А между тем… Рискую вызвать негодование читателей, но мне почему-то Шервинский всегда был симпатичен. Может быть, связано это с тем, что первым моим Шервинским (и так и оставшимся для меня лучшим) был очень любимый мной А.Вербицкий.
Судя по воспоминаниям современников, подобную моей реакцию вызывал у зрителей и первый Шервинский – М.И.Прудкин. Позволю себе процитировать А.М.Смелянского: «Его герой появлялся в турбинском доме,.. не появлялся, а победно врывался, в роскошной бурке, черкеске, малиновых рейтузах, белой барашковой шапке, которую театр приобрёл из гардероба Зимнего дворца. Он не играл, а протанцовывал свою роль, прекрасно почувствовав театральную природу персонажа. Из давней страсти Булгакова к “салонной комедии”, из вечной любви его к опере соткался этот легкомысленный, певучий, блистательный фат в лакированных башмаках и с букетом в руках».
Как я понимаю, ещё бо́льшую любовь у публики завоевал второй Шервинский – А.П.Кторов:
В чём же секрет обаяния этого, на первый взгляд, такого пустого и легкомысленного человека?
Вот первое его появление и первый диалог с Еленой:
«Шервинский (внезапно появляется на пороге). Кто уехал?
Елена. Боже мой! Как вы меня испугали, Шервинский! Как же вы вошли без звонка?
Шервинский. Да у вас дверь открыта — всё настежь. Здравия желаю, Елена Васильевна. (Вынимает из бумаги громадный букет.)
Елена. Сколько раз я просила вас, Леонид Юрьевич, не делать этого. Мне неприятно, что вы тратите деньги.
Шервинский. Деньги существуют на то, чтобы их тратить, как сказал Карл Маркс. Разрешите снять бурку?
Елена. А если б я сказала, что не разрешаю?
Шервинский. Я просидел бы всю ночь в бурке у ваших ног.
Елена. Ой, Шервинский, армейский комплимент.
Шервинский. Виноват, это гвардейский комплимент».
Остроты, «гвардейские комплименты» - а что за ними?
Мы практически сразу заметим безудержную страсть Шервинского к хвастовству («Я однажды в Жмеринке пел эпиталаму, там вверху “фа”, как вам известно, а я взял “ля” и держал девять тактов». – «Сколько?» - «Семь тактов держал. Напрасно вы не верите. Ей-Богу!») и привиранию – чего сто́ит его рассказ о том, «что произошло во дворце императора Вильгельма, когда ему представлялась свита гетмана»: «Император Вильгельм сказал: “А о дальнейшем с вами будет говорить...” — портьера раздвинулась, и вышел наш государь» (и дивный булгаковский юмор – дальше ремарка: «Входит Лариосик»).

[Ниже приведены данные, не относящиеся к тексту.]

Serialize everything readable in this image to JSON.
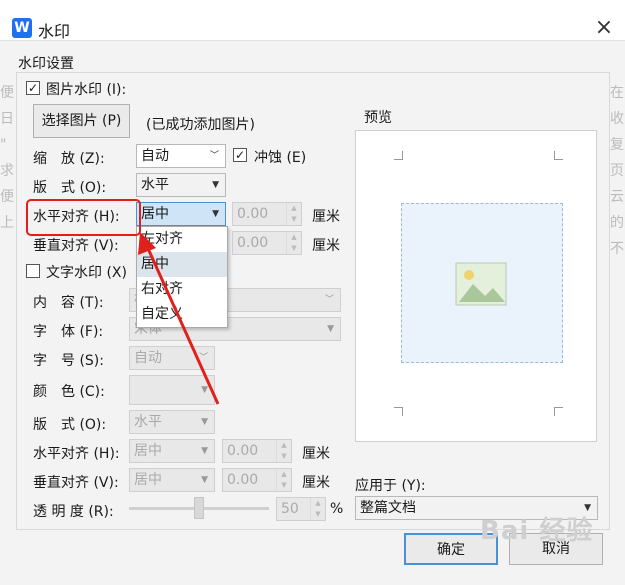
{
  "window": {
    "title": "水印",
    "app_icon": "W"
  },
  "section_title": "水印设置",
  "picture_watermark": {
    "checkbox_label": "图片水印 (I):",
    "checked": true,
    "select_button": "选择图片 (P)",
    "status": "(已成功添加图片)",
    "scale_label": "缩　放 (Z):",
    "scale_value": "自动",
    "erode_label": "冲蚀 (E)",
    "erode_checked": true,
    "layout_label": "版　式 (O):",
    "layout_value": "水平",
    "halign_label": "水平对齐 (H):",
    "halign_value": "居中",
    "halign_offset": "0.00",
    "valign_label": "垂直对齐 (V):",
    "valign_offset": "0.00",
    "unit": "厘米",
    "halign_options": [
      "左对齐",
      "居中",
      "右对齐",
      "自定义"
    ]
  },
  "text_watermark": {
    "checkbox_label": "文字水印 (X)",
    "checked": false,
    "content_label": "内　容 (T):",
    "content_value": "样",
    "font_label": "字　体 (F):",
    "font_value": "宋体",
    "size_label": "字　号 (S):",
    "size_value": "自动",
    "color_label": "颜　色 (C):",
    "layout_label": "版　式 (O):",
    "layout_value": "水平",
    "halign_label": "水平对齐 (H):",
    "halign_value": "居中",
    "halign_offset": "0.00",
    "valign_label": "垂直对齐 (V):",
    "valign_value": "居中",
    "valign_offset": "0.00",
    "unit": "厘米",
    "transparency_label": "透 明 度 (R):",
    "transparency_value": "50",
    "transparency_unit": "%"
  },
  "preview": {
    "label": "预览"
  },
  "apply_to": {
    "label": "应用于 (Y):",
    "value": "整篇文档"
  },
  "buttons": {
    "ok": "确定",
    "cancel": "取消"
  },
  "background_text": {
    "left": "便 日 \" 求 便 上",
    "right": "在 收 复 页 云 的 不"
  },
  "watermark_overlay": "Bai 经验",
  "colors": {
    "highlight": "#e0201c",
    "accent": "#1f6ff0"
  }
}
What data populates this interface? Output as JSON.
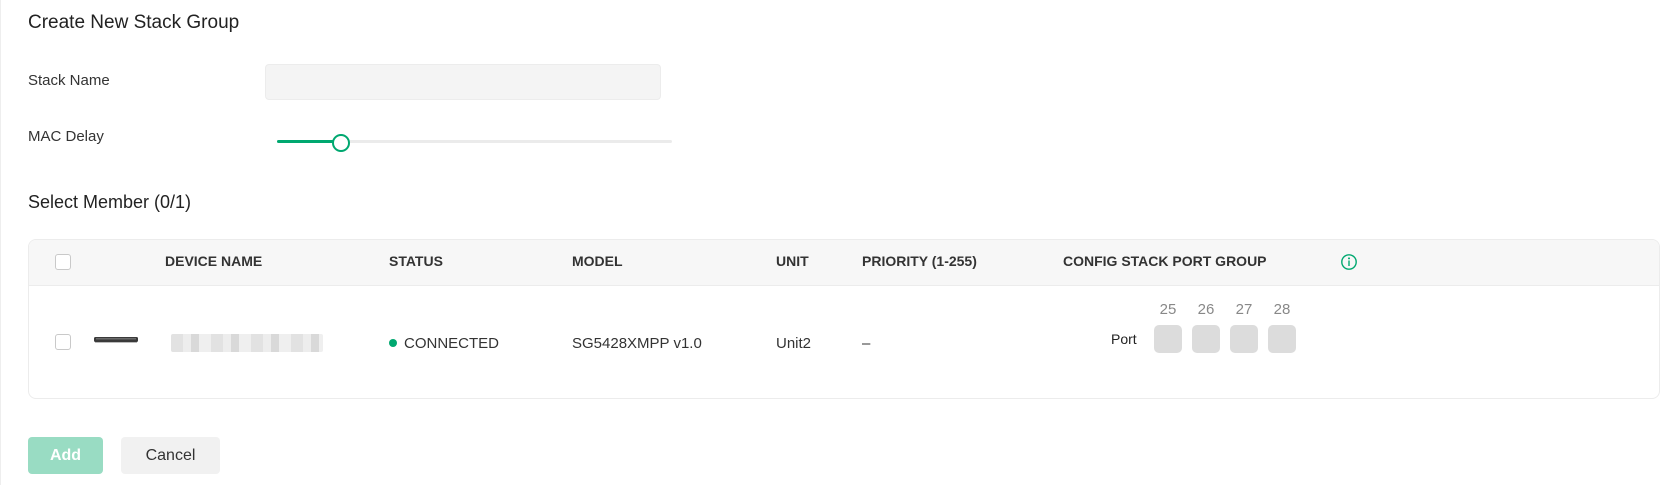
{
  "form": {
    "title": "Create New Stack Group",
    "stack_name": {
      "label": "Stack Name",
      "value": "",
      "placeholder": ""
    },
    "mac_delay": {
      "label": "MAC Delay",
      "value_fraction": 0.16
    }
  },
  "members": {
    "title": "Select Member (0/1)",
    "columns": {
      "device_name": "DEVICE NAME",
      "status": "STATUS",
      "model": "MODEL",
      "unit": "UNIT",
      "priority": "PRIORITY (1-255)",
      "config_stack_port_group": "CONFIG STACK PORT GROUP"
    },
    "rows": [
      {
        "device_name": "",
        "status": "CONNECTED",
        "model": "SG5428XMPP v1.0",
        "unit": "Unit2",
        "priority": "–",
        "port_label": "Port",
        "ports": [
          "25",
          "26",
          "27",
          "28"
        ]
      }
    ]
  },
  "actions": {
    "add_label": "Add",
    "cancel_label": "Cancel"
  },
  "colors": {
    "accent": "#00a870",
    "accent_disabled": "#99dcc3",
    "status_connected": "#00a870"
  },
  "icons": {
    "info": "info-circle-icon",
    "device": "switch-device-icon"
  }
}
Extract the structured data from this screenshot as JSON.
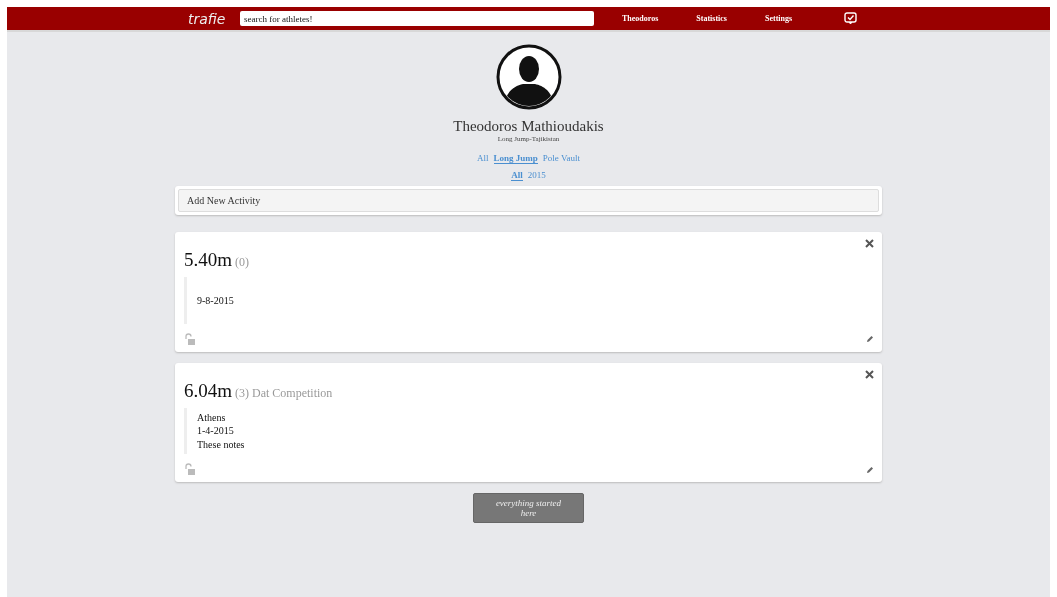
{
  "navbar": {
    "logo": "trafie",
    "search": {
      "placeholder": "search for athletes!"
    },
    "links": [
      "Theodoros",
      "Statistics",
      "Settings"
    ]
  },
  "profile": {
    "name": "Theodoros Mathioudakis",
    "subtitle": "Long Jump-Tajikistan"
  },
  "discipline_filters": [
    {
      "label": "All",
      "selected": false
    },
    {
      "label": "Long Jump",
      "selected": true
    },
    {
      "label": "Pole Vault",
      "selected": false
    }
  ],
  "year_filters": [
    {
      "label": "All",
      "selected": true
    },
    {
      "label": "2015",
      "selected": false
    }
  ],
  "add_activity": {
    "label": "Add New Activity"
  },
  "activities": [
    {
      "performance": "5.40m",
      "rank": "(0)",
      "date": "9-8-2015",
      "locked": false
    },
    {
      "performance": "6.04m",
      "rank": "(3)",
      "competition": "Dat Competition",
      "location": "Athens",
      "date": "1-4-2015",
      "notes": "These notes",
      "locked": false
    }
  ],
  "footer_button": "everything started here"
}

Казалось бы, действительно «пошляк», «отброс», как писали критики, но…
Я держу в руках книгу Е.Полежаевой о Кторове, вышедшую ещё при жизни артиста, где есть рассказ о его работе над ролью Шервинского с примечанием «Как вспоминает А.П.Кторов сейчас». Мне кажется, здесь указаны интересные и очень верные моменты. Почитаем? «Однако если разобраться в этом потоке хвастовства, то можно было ощутить в нём подобие маски, за которой поручик скрывал свои чувства. И в следующий момент раздавался горько сетующий укор: “А что у Шервинского душа есть, этого никто не понимает”, - в искренности которого не приходилось сомневаться.
А “душа” у Шервинского – Кторова действительно была. За шутливой бравадой он не мог скрыть озабоченности. Тень задумчивости набегала на лицо, на тонких губах играла едва уловимая скептическая усмешка. Кажущаяся сиюминутность и бездумность существования Шервинского была обманчивой. При всей своей двойственности этот характер имел чёткую, чистую основу».
Мне же представляется очень важным такой фрагмент диалога:
«Шервинский. Как он уехал?!
Елена. И вы бы так сделали.
Шервинский. Я? Никогда! Это позорно».
И ведь здесь его слова не расходятся с действиями! Вспомним его рассуждения: «Бежать, что ли? Поедет Елена или не поедет?» - и просьбу: «Ваше превосходительство, покорнейше прошу взять меня с гетманом, я его личный адъютант. Кроме того, со мной... моя невеста...» Для него даже не стоит вопрос о возможности уехать одному…
Вспомним и о том, что он предупредит Алексея о бегстве гетмана (хотя и должен хранить это в тайне). Его напоминание «Я, что ль, виноват в катастрофе? Напротив, я всех вас предупредил. Если бы не я, ещё вопрос, сидел бы он сейчас здесь живой или нет!» - будет подтверждено Студзинским: «Совершенно верно, поручик. И мы вам очень признательны».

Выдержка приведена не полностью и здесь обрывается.